Его одиночество дано только ему.
Хельге вспоминает, как два года назад Хиллари нашла его здесь, в Харпестаде. Никто ведь не запрещает ей ездить по всему свету, с ее американским правом на «вход» и «присутствие». Она нагрянула, со своей американской общительностью, к его матери в Лофотен, представившись «старой подругой» и «почти женой», нашла других его родственников, перезнакомилась с их детьми, женами и мужьями, встряхнула старых, уже забывших ее знакомых, знавших о Хельге «кое-что» и «все», и только после этого, в клубах симпатии, одобрения и любопытства, явилась к нему на опушку леса. Наконец-то, наконец-то, наконец!
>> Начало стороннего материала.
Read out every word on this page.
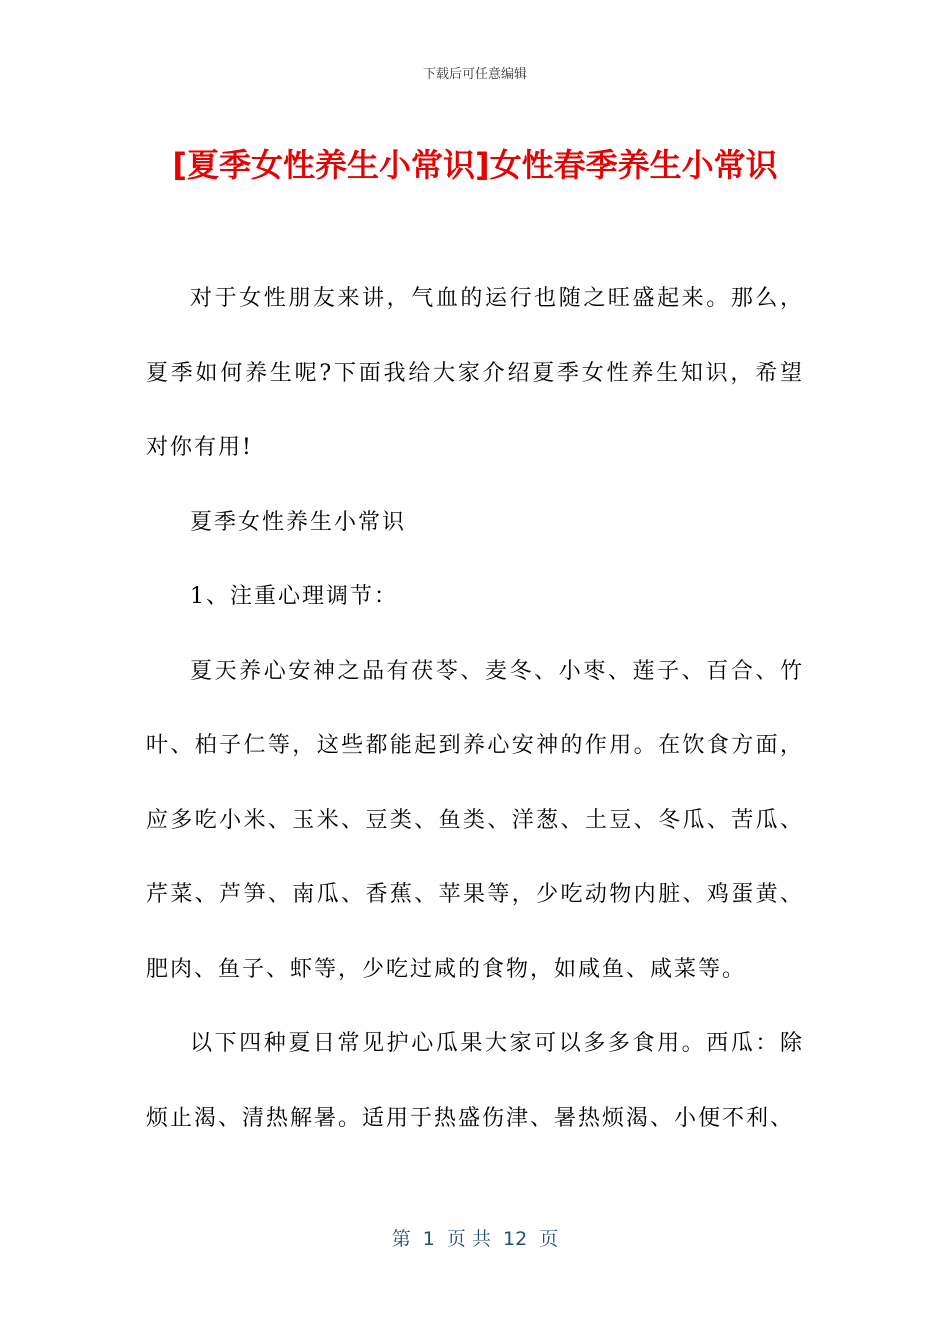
下载后可任意编辑
[夏季女性养生小常识]女性春季养生小常识

对于女性朋友来讲，气血的运行也随之旺盛起来。那么，夏季如何养生呢?下面我给大家介绍夏季女性养生知识，希望对你有用!

夏季女性养生小常识

1、注重心理调节：

夏天养心安神之品有茯苓、麦冬、小枣、莲子、百合、竹叶、柏子仁等，这些都能起到养心安神的作用。在饮食方面，应多吃小米、玉米、豆类、鱼类、洋葱、土豆、冬瓜、苦瓜、芹菜、芦笋、南瓜、香蕉、苹果等，少吃动物内脏、鸡蛋黄、肥肉、鱼子、虾等，少吃过咸的食物，如咸鱼、咸菜等。

以下四种夏日常见护心瓜果大家可以多多食用。西瓜：除烦止渴、清热解暑。适用于热盛伤津、暑热烦渴、小便不利、

第  1  页 共  12  页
Он одолжил ей свою палатку, и когда залез вовнутрь, расстилая старое ватное одеяло, Хиллари сказала ему, что неплохо бы… ну, да, как обычно. Он не мешкая лег на нее, придавив ее своей тяжестью, но в ту же секунду вскочил и вылез из палатки наружу. Она должна знать, что он свободен, свободен лежать или не лежать с ней, что ему дьявольски все равно, лежит ли сама Хиллари в одолженной им палатке или на ближайшем кладбище. Он дал ей, пожалуй, слишком много: дал ей почувствовать тяжесть своего тела… обмочившись, она стирала потом под краном трусы.
Теперь она пишет, что обмочилась тогда от восторга, как это случается у животных. Она сушила трусы на веревке и теперь посылает фотографию: тут палатка, там связка прищепок… Она хочет снова лежать с ним в палатке… или на увитой искусственными розами техасской постели.
Пододвинув свечу поближе, Хельге нащупывает в ящике стола лист бумаги, он хочет написать ей прямо сейчас. Написать ей, что у него есть Монтсеррат.
Он пишет крупным, размашистым почерком, ему мало одной страницы. И хотя уже второй час ночи, спать он совсем не хочет. Ну вот, запечатал конверт, наклеил марку. Глянув в окно, он замечает среди деревьев свет от фонаря, кто-то торопливо идет к дому, двое или трое. Ему нет нужды запирать дверь, возле порога у него топор. На стене висит всамделишный меч, прямой, с серебряной ручкой, в точности как на картине Гейра Сивертсена. Задув свечу, он смотрит в окно: это Монтсеррат с двумя приятелями, двадцативосьмилетним сыном бонда и пятидесятипятилетним Лестничным Франком. Все трое веселы и идут в обнимку, норовя одновременно наступить в плящущее на траве пятно света от карманного фонарика. Сняв со стены меч, Хельге сбрасывает на пол рубашку и джинсы, обматывается до пояса красным флисовым пледом, становится с занесенным мечом у входа. Они думают, что их шеи так уж прочны!